Movie: The Yellow Sea
Director: Hong-Jin Na
Rating: ****There are lines in all our lives that we’re not supposed to cross. Likewise, Jung-Woo Ha, a cab driver in North Korea too had a line that he was not supposed to cross. But, he did and what followed was something he’d never anticipated even in his wildest dreams. The line in his life was ‘The Yellow Sea’, and the day he crossed it his life changed forever.
Jung-Woo Ha is a cab driver in Yanji city, a region between North Korea, China and Russia. Besides driving cab every
day, Jung spends his evenings playing mah-jong, a type of gambling, hoping to earn some extra cash but keeps losing consistently. He hasn’t heard from his wife for a while ever since she moved to Korean to make some money. Desperate to meet his wife Jung comes in contact with a hitman who proposes to pay off all his debts and help him reunite with his wife, just for one hit. Will Jung take up the job or not and what repercussions will he have to face forms the rest of the story?The film is unique in many ways and extremely disturbing for its portrayal of blood and violence. The tension in the film is built gradually, step by step, leading up to the climax in its 157 minutes running time. The best part of the film is that it never appears long and boring because besides maintaining the tension throughout, the director successfully introduces new twists in to the story at regular intervals.
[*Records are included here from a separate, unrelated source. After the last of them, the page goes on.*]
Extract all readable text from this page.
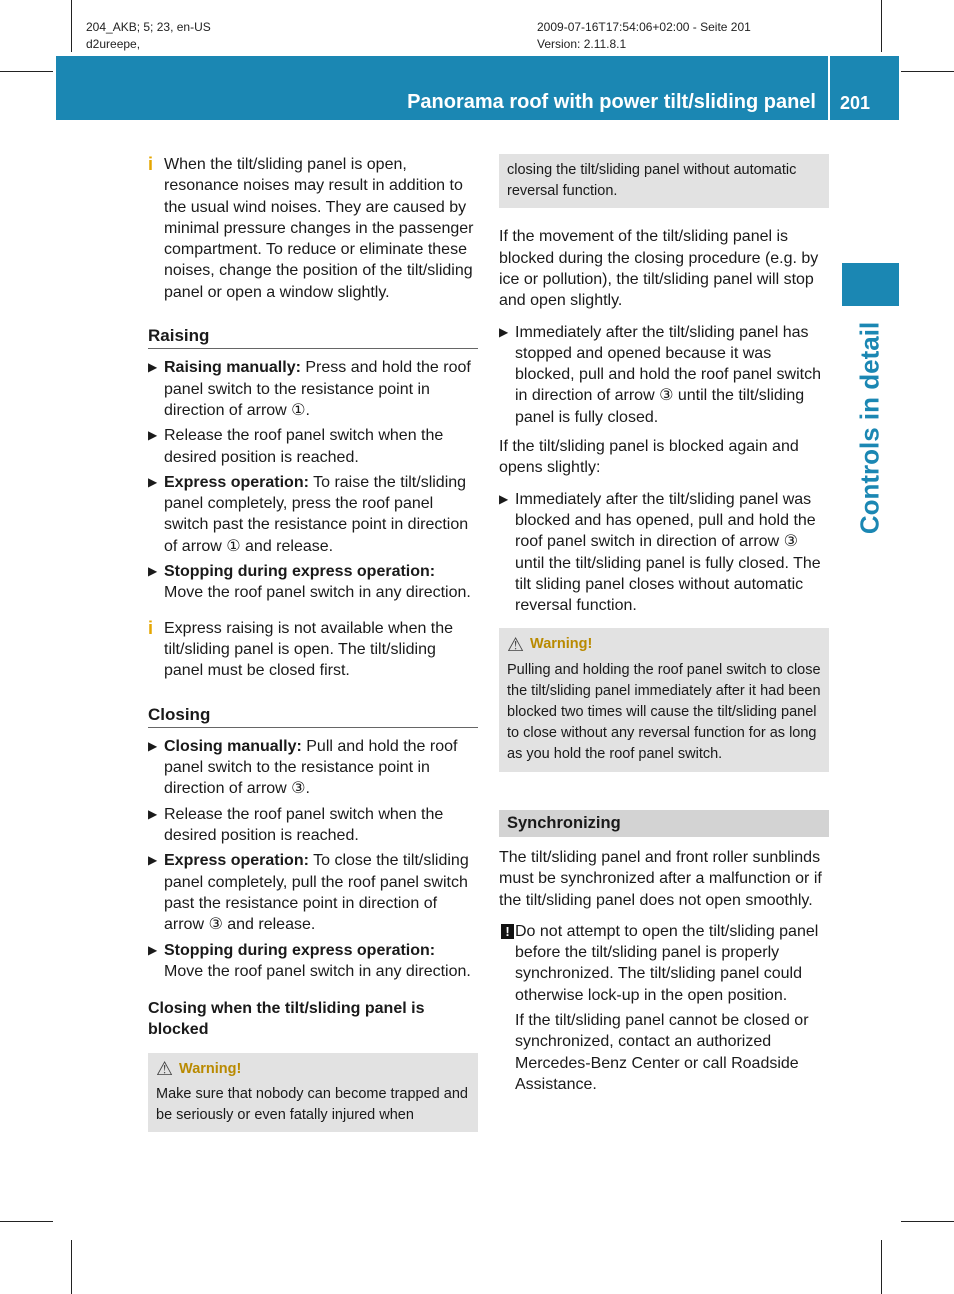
204_AKB; 5; 23, en-US
d2ureepe,
2009-07-16T17:54:06+02:00 - Seite 201
Version: 2.11.8.1
Panorama roof with power tilt/sliding panel 201
Controls in detail
i When the tilt/sliding panel is open, resonance noises may result in addition to the usual wind noises. They are caused by minimal pressure changes in the passenger compartment. To reduce or eliminate these noises, change the position of the tilt/sliding panel or open a window slightly.

Raising
▶ Raising manually: Press and hold the roof panel switch to the resistance point in direction of arrow ①.
▶ Release the roof panel switch when the desired position is reached.
▶ Express operation: To raise the tilt/sliding panel completely, press the roof panel switch past the resistance point in direction of arrow ① and release.
▶ Stopping during express operation: Move the roof panel switch in any direction.
i Express raising is not available when the tilt/sliding panel is open. The tilt/sliding panel must be closed first.

Closing
▶ Closing manually: Pull and hold the roof panel switch to the resistance point in direction of arrow ③.
▶ Release the roof panel switch when the desired position is reached.
▶ Express operation: To close the tilt/sliding panel completely, pull the roof panel switch past the resistance point in direction of arrow ③ and release.
▶ Stopping during express operation: Move the roof panel switch in any direction.

Closing when the tilt/sliding panel is blocked

⚠ Warning!

Make sure that nobody can become trapped and be seriously or even fatally injured when

closing the tilt/sliding panel without automatic reversal function.

If the movement of the tilt/sliding panel is blocked during the closing procedure (e.g. by ice or pollution), the tilt/sliding panel will stop and open slightly.

▶ Immediately after the tilt/sliding panel has stopped and opened because it was blocked, pull and hold the roof panel switch in direction of arrow ③ until the tilt/sliding panel is fully closed.

If the tilt/sliding panel is blocked again and opens slightly:

▶ Immediately after the tilt/sliding panel was blocked and has opened, pull and hold the roof panel switch in direction of arrow ③ until the tilt/sliding panel is fully closed. The tilt sliding panel closes without automatic reversal function.
⚠ Warning!

Pulling and holding the roof panel switch to close the tilt/sliding panel immediately after it had been blocked two times will cause the tilt/sliding panel to close without any reversal function for as long as you hold the roof panel switch.

Synchronizing

The tilt/sliding panel and front roller sunblinds must be synchronized after a malfunction or if the tilt/sliding panel does not open smoothly.

! Do not attempt to open the tilt/sliding panel before the tilt/sliding panel is properly synchronized. The tilt/sliding panel could otherwise lock-up in the open position.

If the tilt/sliding panel cannot be closed or synchronized, contact an authorized Mercedes-Benz Center or call Roadside Assistance.
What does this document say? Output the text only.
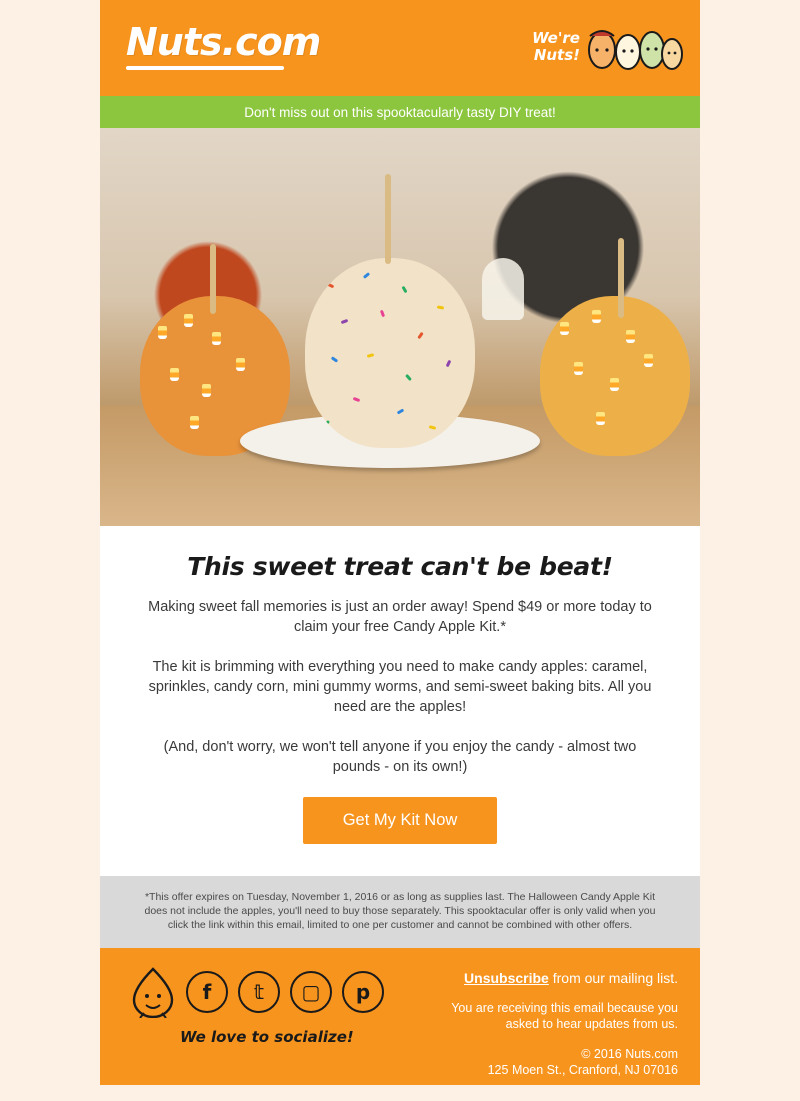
Nuts.com	We're
Nuts!
Don't miss out on this spooktacularly tasty DIY treat!
This sweet treat can't be beat!

Making sweet fall memories is just an order away! Spend $49 or more today to claim your free Candy Apple Kit.*

The kit is brimming with everything you need to make candy apples: caramel, sprinkles, candy corn, mini gummy worms, and semi-sweet baking bits. All you need are the apples!

(And, don't worry, we won't tell anyone if you enjoy the candy - almost two pounds - on its own!)

Get My Kit Now
*This offer expires on Tuesday, November 1, 2016 or as long as supplies last. The Halloween Candy Apple Kit does not include the apples, you'll need to buy those separately. This spooktacular offer is only valid when you click the link within this email, limited to one per customer and cannot be combined with other offers.
f	𝕥	▢	p
We love to socialize!
Unsubscribe from our mailing list.
You are receiving this email because you asked to hear updates from us.
© 2016 Nuts.com
125 Moen St., Cranford, NJ 07016
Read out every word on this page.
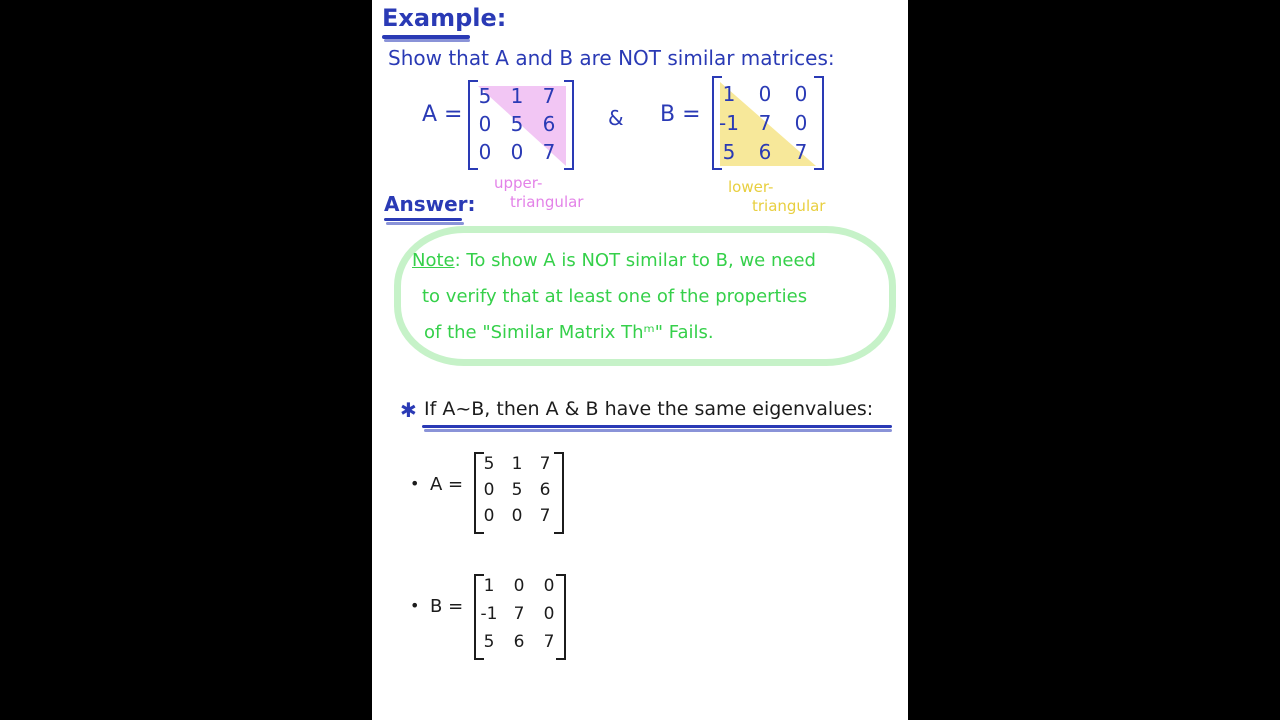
Example:
Show that A and B are NOT similar matrices:
A =
5 1 7
0 5 6
0 0 7
& B =
1	0	0
-1 7	0
5	6	7
upper-
triangular
lower-
triangular
Answer:
Note: To show A is NOT similar to B, we need
to verify that at least one of the properties
of the "Similar Matrix Thᵐ" Fails.
✱ If A~B, then A & B have the same eigenvalues:
• A =
5	1	7
0	5	6
0	0	7
• B =
1	0	0
-1 7	0
5	6	7
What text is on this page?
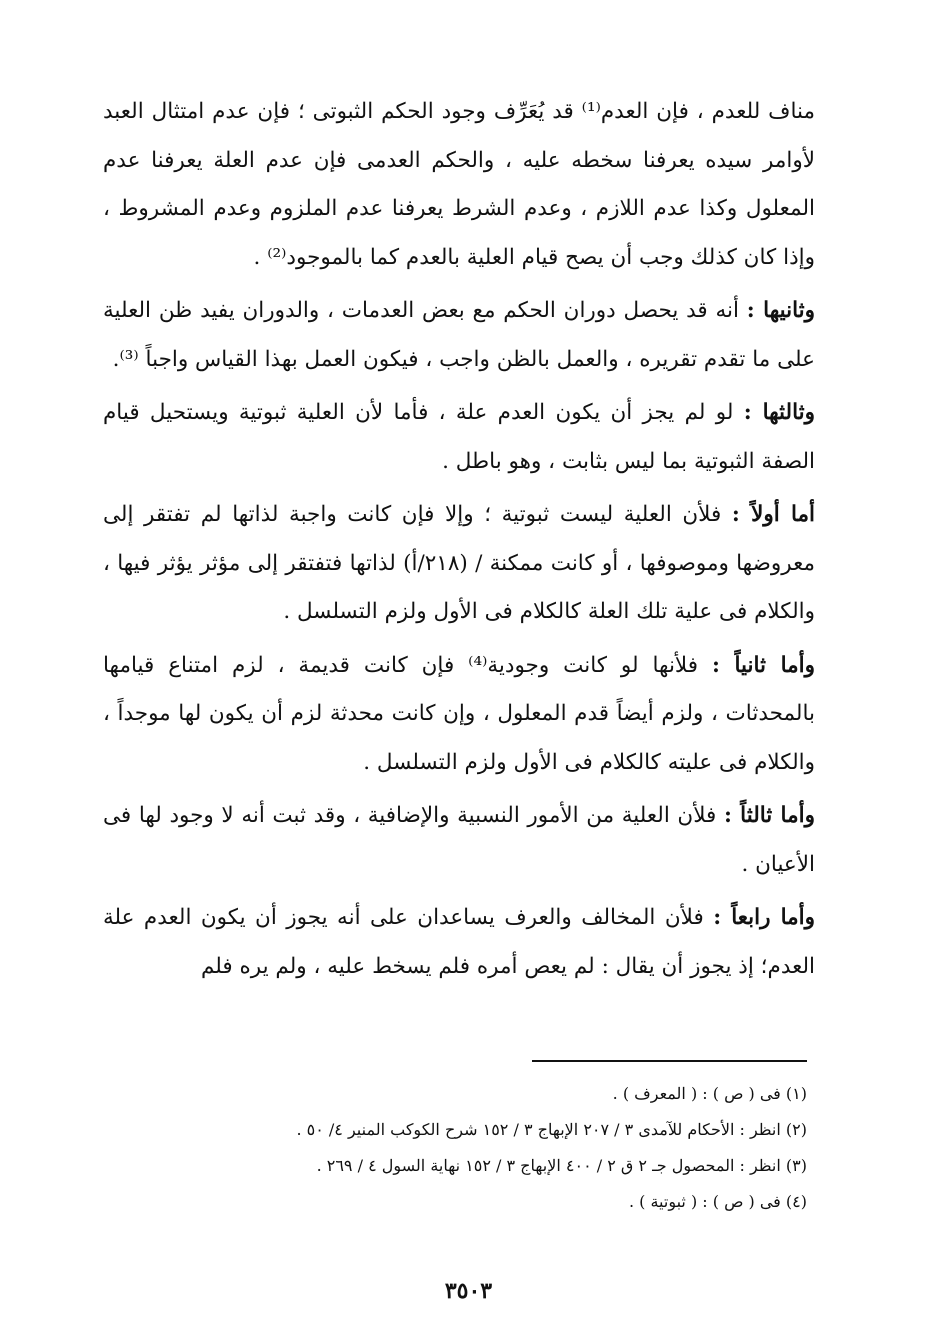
مناف للعدم ، فإن العدم⁽¹⁾ قد يُعَرِّف وجود الحكم الثبوتى ؛ فإن عدم امتثال العبد لأوامر سيده يعرفنا سخطه عليه ، والحكم العدمى فإن عدم العلة يعرفنا عدم المعلول وكذا عدم اللازم ، وعدم الشرط يعرفنا عدم الملزوم وعدم المشروط ، وإذا كان كذلك وجب أن يصح قيام العلية بالعدم كما بالموجود⁽²⁾ .

وثانيها : أنه قد يحصل دوران الحكم مع بعض العدمات ، والدوران يفيد ظن العلية على ما تقدم تقريره ، والعمل بالظن واجب ، فيكون العمل بهذا القياس واجباً ⁽³⁾.

وثالثها : لو لم يجز أن يكون العدم علة ، فأما لأن العلية ثبوتية ويستحيل قيام الصفة الثبوتية بما ليس بثابت ، وهو باطل .

أما أولاً : فلأن العلية ليست ثبوتية ؛ وإلا فإن كانت واجبة لذاتها لم تفتقر إلى معروضها وموصوفها ، أو كانت ممكنة / (٢١٨/أ) لذاتها فتفتقر إلى مؤثر يؤثر فيها ، والكلام فى علية تلك العلة كالكلام فى الأول ولزم التسلسل .

وأما ثانياً : فلأنها لو كانت وجودية⁽⁴⁾ فإن كانت قديمة ، لزم امتناع قيامها بالمحدثات ، ولزم أيضاً قدم المعلول ، وإن كانت محدثة لزم أن يكون لها موجداً ، والكلام فى عليته كالكلام فى الأول ولزم التسلسل .

وأما ثالثاً : فلأن العلية من الأمور النسبية والإضافية ، وقد ثبت أنه لا وجود لها فى الأعيان .

وأما رابعاً : فلأن المخالف والعرف يساعدان على أنه يجوز أن يكون العدم علة العدم؛ إذ يجوز أن يقال : لم يعص أمره فلم يسخط عليه ، ولم يره فلم

(١) فى ( ص ) : ( المعرف ) .

(٢) انظر : الأحكام للآمدى ٣ / ٢٠٧ الإبهاج ٣ / ١٥٢ شرح الكوكب المنير ٤/ ٥٠ .

(٣) انظر : المحصول جـ ٢ ق ٢ / ٤٠٠ الإبهاج ٣ / ١٥٢ نهاية السول ٤ / ٢٦٩ .

(٤) فى ( ص ) : ( ثبوتية ) .

٣٥٠٣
And when finally every twist and moments of tension come together, one of the best climaxes unfolds for the viewers.
The film is unique because Jung travels beyond the Yellow sea to finish what he was asked for and bring back his wife however when he discovers what was about to happen, it was not anymore ‘let me finish my job and come back’ type of
task. It was something big and bad beyond his imagination and he gets pulled in to it. So, the fight for survival now becomes the fight for the truth by clearing his name.I loved the direction for two reasons – firstly, for maintaining momentum with utmost carefulness and secondly for allowing the viewer to actually don the hat of an investigator and solve the case he’s seeing on-screen. I mean, if it’s not brilliance, what you call a director’s ability to actually make a film as engaging as possible.
The violence may be too much for lively-hearted. But, this is the kind of violence you’d want to watch. It’s different! They don’t use guns; they use sickles, axes and even big, eaten off bone of a goat or some animal. It’s gruesome but definitely an experience worth a shot.
In essence; ‘The Yellow Sea’ is a film that teaches you sometimes in life it’s important to set things straight, flush out the truth in the fight for survival.